Researchers have found that the sound of food being prepared or eaten can affect people’s perceptions and enjoyment of it. Interestingly, they also have discovered that the sounds of a restaurant can influence a person’s emotional state and even their memory of the meal. Whether it’s the sounds of a kitchen bustling with activity, or the music that is playing in a restaurant, these sound elements can have lasting effects.
Restaurants have been experimenting with ways to use their soundscapes to enhance customer satisfaction and increase revenue for some time. For example, some restaurants play soothing and relaxing music to help customers unwind and enjoy their meal.

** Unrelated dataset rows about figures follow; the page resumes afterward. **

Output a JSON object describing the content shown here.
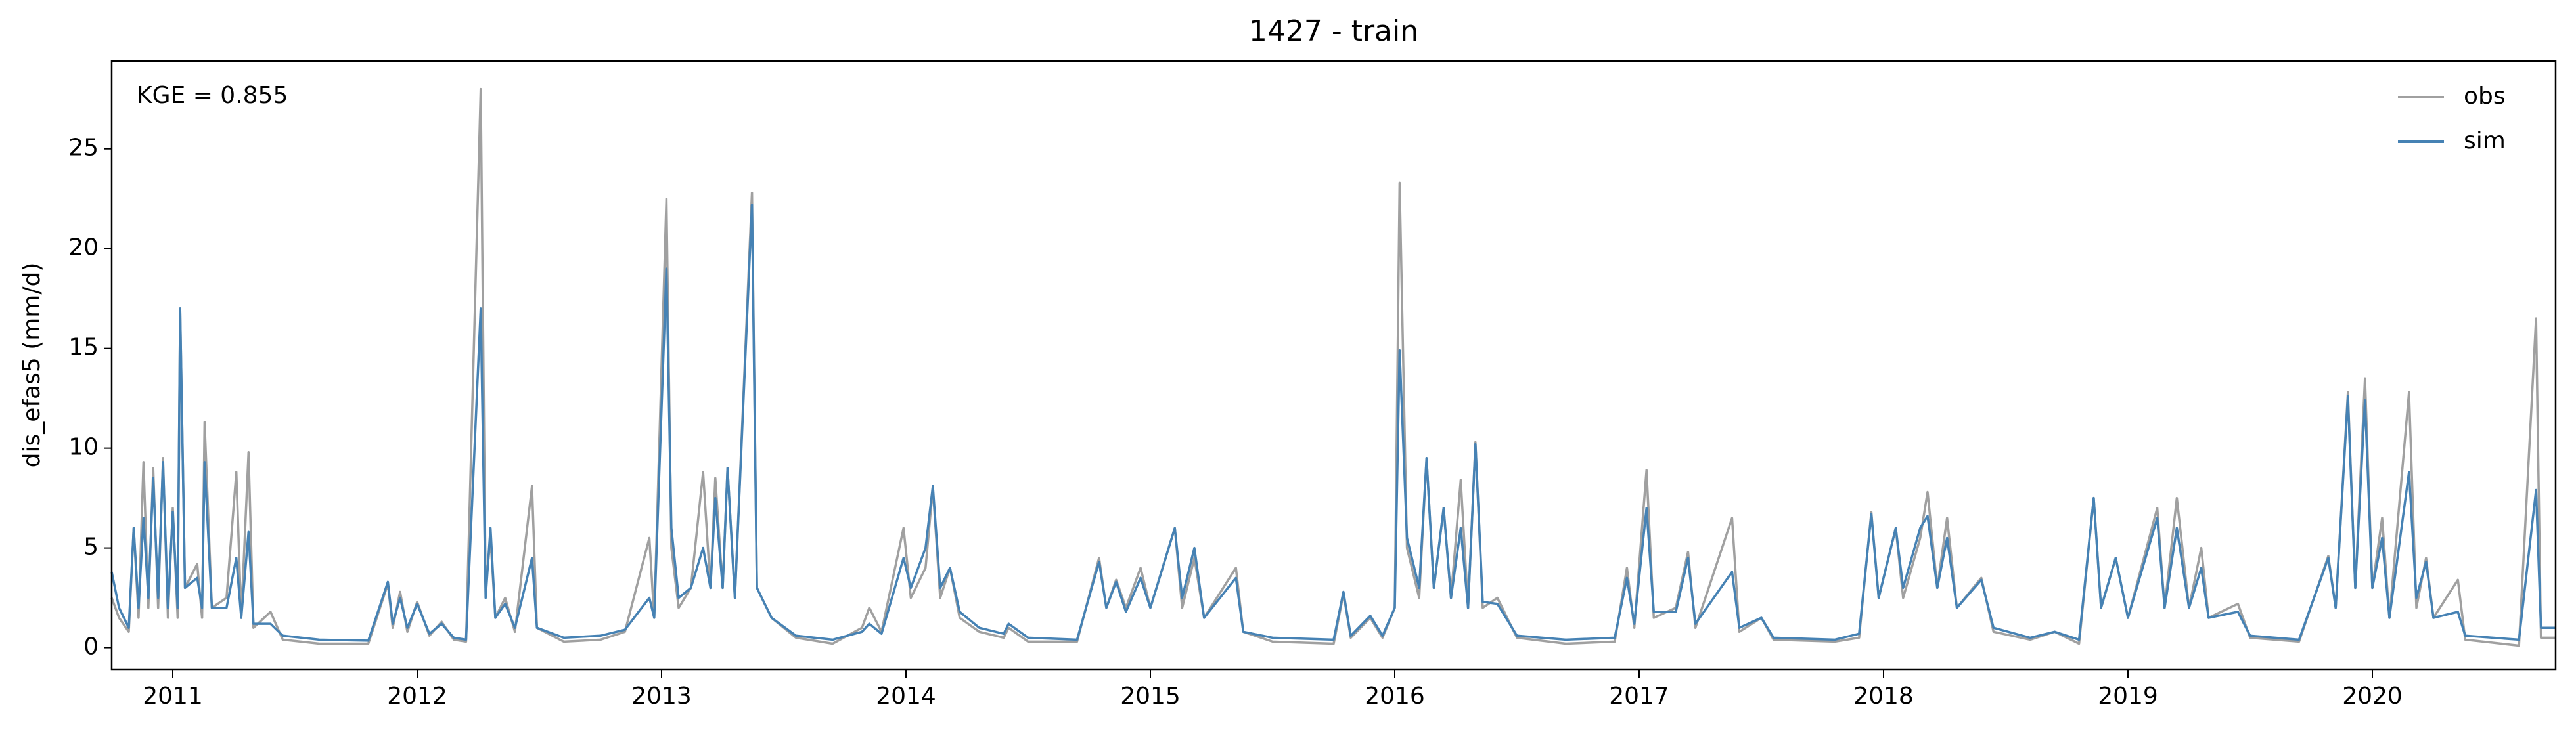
{
  "chart_data": {
    "type": "line",
    "title": "1427 - train",
    "ylabel": "dis_efas5 (mm/d)",
    "annotation": "KGE = 0.855",
    "x": [
      2010.75,
      2010.78,
      2010.82,
      2010.84,
      2010.86,
      2010.88,
      2010.9,
      2010.92,
      2010.94,
      2010.96,
      2010.98,
      2011.0,
      2011.02,
      2011.03,
      2011.05,
      2011.1,
      2011.12,
      2011.13,
      2011.16,
      2011.22,
      2011.26,
      2011.28,
      2011.31,
      2011.33,
      2011.4,
      2011.45,
      2011.6,
      2011.8,
      2011.88,
      2011.9,
      2011.93,
      2011.96,
      2012.0,
      2012.05,
      2012.1,
      2012.15,
      2012.2,
      2012.26,
      2012.28,
      2012.3,
      2012.32,
      2012.36,
      2012.4,
      2012.47,
      2012.49,
      2012.6,
      2012.75,
      2012.85,
      2012.95,
      2012.97,
      2013.02,
      2013.04,
      2013.07,
      2013.12,
      2013.17,
      2013.2,
      2013.22,
      2013.25,
      2013.27,
      2013.3,
      2013.37,
      2013.39,
      2013.45,
      2013.55,
      2013.7,
      2013.82,
      2013.85,
      2013.9,
      2013.99,
      2014.02,
      2014.08,
      2014.11,
      2014.14,
      2014.18,
      2014.22,
      2014.3,
      2014.4,
      2014.42,
      2014.5,
      2014.7,
      2014.79,
      2014.82,
      2014.86,
      2014.9,
      2014.96,
      2015.0,
      2015.1,
      2015.13,
      2015.18,
      2015.22,
      2015.35,
      2015.38,
      2015.5,
      2015.75,
      2015.79,
      2015.82,
      2015.9,
      2015.95,
      2016.0,
      2016.02,
      2016.05,
      2016.1,
      2016.13,
      2016.16,
      2016.2,
      2016.23,
      2016.27,
      2016.3,
      2016.33,
      2016.36,
      2016.42,
      2016.5,
      2016.7,
      2016.9,
      2016.95,
      2016.98,
      2017.03,
      2017.06,
      2017.15,
      2017.2,
      2017.23,
      2017.38,
      2017.41,
      2017.5,
      2017.55,
      2017.8,
      2017.9,
      2017.95,
      2017.98,
      2018.05,
      2018.08,
      2018.15,
      2018.18,
      2018.22,
      2018.26,
      2018.3,
      2018.4,
      2018.45,
      2018.6,
      2018.7,
      2018.8,
      2018.86,
      2018.89,
      2018.95,
      2019.0,
      2019.12,
      2019.15,
      2019.2,
      2019.25,
      2019.3,
      2019.33,
      2019.45,
      2019.5,
      2019.7,
      2019.82,
      2019.85,
      2019.9,
      2019.93,
      2019.97,
      2020.0,
      2020.04,
      2020.07,
      2020.15,
      2020.18,
      2020.22,
      2020.25,
      2020.35,
      2020.38,
      2020.6,
      2020.67,
      2020.69,
      2020.75
    ],
    "series": [
      {
        "name": "obs",
        "color": "#a0a0a0",
        "values": [
          2.5,
          1.5,
          0.8,
          6,
          1.5,
          9.3,
          2,
          9.0,
          2,
          9.5,
          1.5,
          7,
          1.5,
          17,
          3,
          4.2,
          1.5,
          11.3,
          2,
          2.5,
          8.8,
          1.5,
          9.8,
          1,
          1.8,
          0.4,
          0.2,
          0.2,
          3.2,
          1,
          2.8,
          0.8,
          2.3,
          0.6,
          1.3,
          0.4,
          0.3,
          28,
          3,
          5.5,
          1.5,
          2.5,
          0.8,
          8.1,
          1,
          0.3,
          0.4,
          0.8,
          5.5,
          1.5,
          22.5,
          5,
          2,
          3,
          8.8,
          3,
          8.5,
          3,
          9,
          2.5,
          22.8,
          3,
          1.5,
          0.5,
          0.2,
          1,
          2,
          0.8,
          6,
          2.5,
          4,
          8,
          2.5,
          4,
          1.5,
          0.8,
          0.5,
          1,
          0.3,
          0.3,
          4.5,
          2,
          3.4,
          2,
          4,
          2,
          6,
          2,
          4.5,
          1.5,
          4,
          0.8,
          0.3,
          0.2,
          2.7,
          0.5,
          1.5,
          0.5,
          2,
          23.3,
          5,
          2.5,
          9.5,
          3,
          7,
          2.5,
          8.4,
          2,
          10.3,
          2,
          2.5,
          0.5,
          0.2,
          0.3,
          4,
          1,
          8.9,
          1.5,
          2,
          4.8,
          1,
          6.5,
          0.8,
          1.5,
          0.4,
          0.3,
          0.5,
          6.8,
          2.5,
          6,
          2.5,
          5.5,
          7.8,
          3,
          6.5,
          2,
          3.5,
          0.8,
          0.4,
          0.8,
          0.2,
          7.5,
          2,
          4.5,
          1.5,
          7,
          2,
          7.5,
          2,
          5,
          1.5,
          2.2,
          0.5,
          0.3,
          4.6,
          2,
          12.8,
          3,
          13.5,
          3,
          6.5,
          1.5,
          12.8,
          2,
          4.5,
          1.5,
          3.4,
          0.4,
          0.1,
          16.5,
          0.5,
          0.5
        ]
      },
      {
        "name": "sim",
        "color": "#4682b4",
        "values": [
          3.8,
          2.0,
          1.0,
          6,
          2,
          6.5,
          2.5,
          8.5,
          2.5,
          9.3,
          2,
          6.8,
          2,
          17,
          3,
          3.5,
          2,
          9.3,
          2,
          2,
          4.5,
          1.5,
          5.8,
          1.2,
          1.2,
          0.6,
          0.4,
          0.35,
          3.3,
          1.2,
          2.5,
          1.0,
          2.2,
          0.7,
          1.2,
          0.5,
          0.4,
          17,
          2.5,
          6,
          1.5,
          2.2,
          1.0,
          4.5,
          1,
          0.5,
          0.6,
          0.9,
          2.5,
          1.5,
          19,
          6,
          2.5,
          3,
          5,
          3,
          7.5,
          3,
          9,
          2.5,
          22.2,
          3,
          1.5,
          0.6,
          0.4,
          0.8,
          1.2,
          0.7,
          4.5,
          3,
          5,
          8.1,
          3,
          4,
          1.8,
          1.0,
          0.7,
          1.2,
          0.5,
          0.4,
          4.3,
          2,
          3.3,
          1.8,
          3.5,
          2,
          6,
          2.5,
          5,
          1.5,
          3.5,
          0.8,
          0.5,
          0.4,
          2.8,
          0.6,
          1.6,
          0.6,
          2,
          14.9,
          5.5,
          3,
          9.5,
          3,
          7,
          2.5,
          6,
          2,
          10.2,
          2.3,
          2.2,
          0.6,
          0.4,
          0.5,
          3.5,
          1.2,
          7,
          1.8,
          1.8,
          4.5,
          1.2,
          3.8,
          1,
          1.5,
          0.5,
          0.4,
          0.7,
          6.7,
          2.5,
          6,
          3,
          6,
          6.6,
          3,
          5.5,
          2,
          3.4,
          1,
          0.5,
          0.8,
          0.4,
          7.5,
          2,
          4.5,
          1.5,
          6.5,
          2,
          6,
          2,
          4,
          1.5,
          1.8,
          0.6,
          0.4,
          4.5,
          2,
          12.6,
          3,
          12.4,
          3,
          5.5,
          1.5,
          8.8,
          2.5,
          4.3,
          1.5,
          1.8,
          0.6,
          0.4,
          7.9,
          1,
          1.0
        ]
      }
    ],
    "xlim": [
      2010.75,
      2020.75
    ],
    "xticks": [
      2011,
      2012,
      2013,
      2014,
      2015,
      2016,
      2017,
      2018,
      2019,
      2020
    ],
    "ylim": [
      -1.1,
      29.4
    ],
    "yticks": [
      0,
      5,
      10,
      15,
      20,
      25
    ],
    "legend": "upper right"
  }
}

The right type of music can also slow down the pace at which customers eat, and encourage them to linger longer in the restaurant to finish their meals.
Another aspect of sound that influences customer satisfaction is the presence of certain ambient noises that cannot be easily controlled. This includes the noises that are generated by other customers, such as loud conversations or misbehaving children. Studies have shown that these sounds can negatively impact a diner’s experience, but it is not always easy for managers to reduce the amount of this noise in their restaurants. This is where a proactive customer service approach to handling situational sounds can have a significant impact on the overall customer experience in a restaurant.
Scientists have discovered a direct link between sound and taste, with higher-pitched sounds (think flutes) enhancing the sweetness of foods while low-pitched sounds (like tubas) enhance bitter tastes. While it’s not practical for most restaurants to design their soundscapes with this in mind, many are starting to experiment with human-curated sounds to create a more immersive and bespoke dining experience.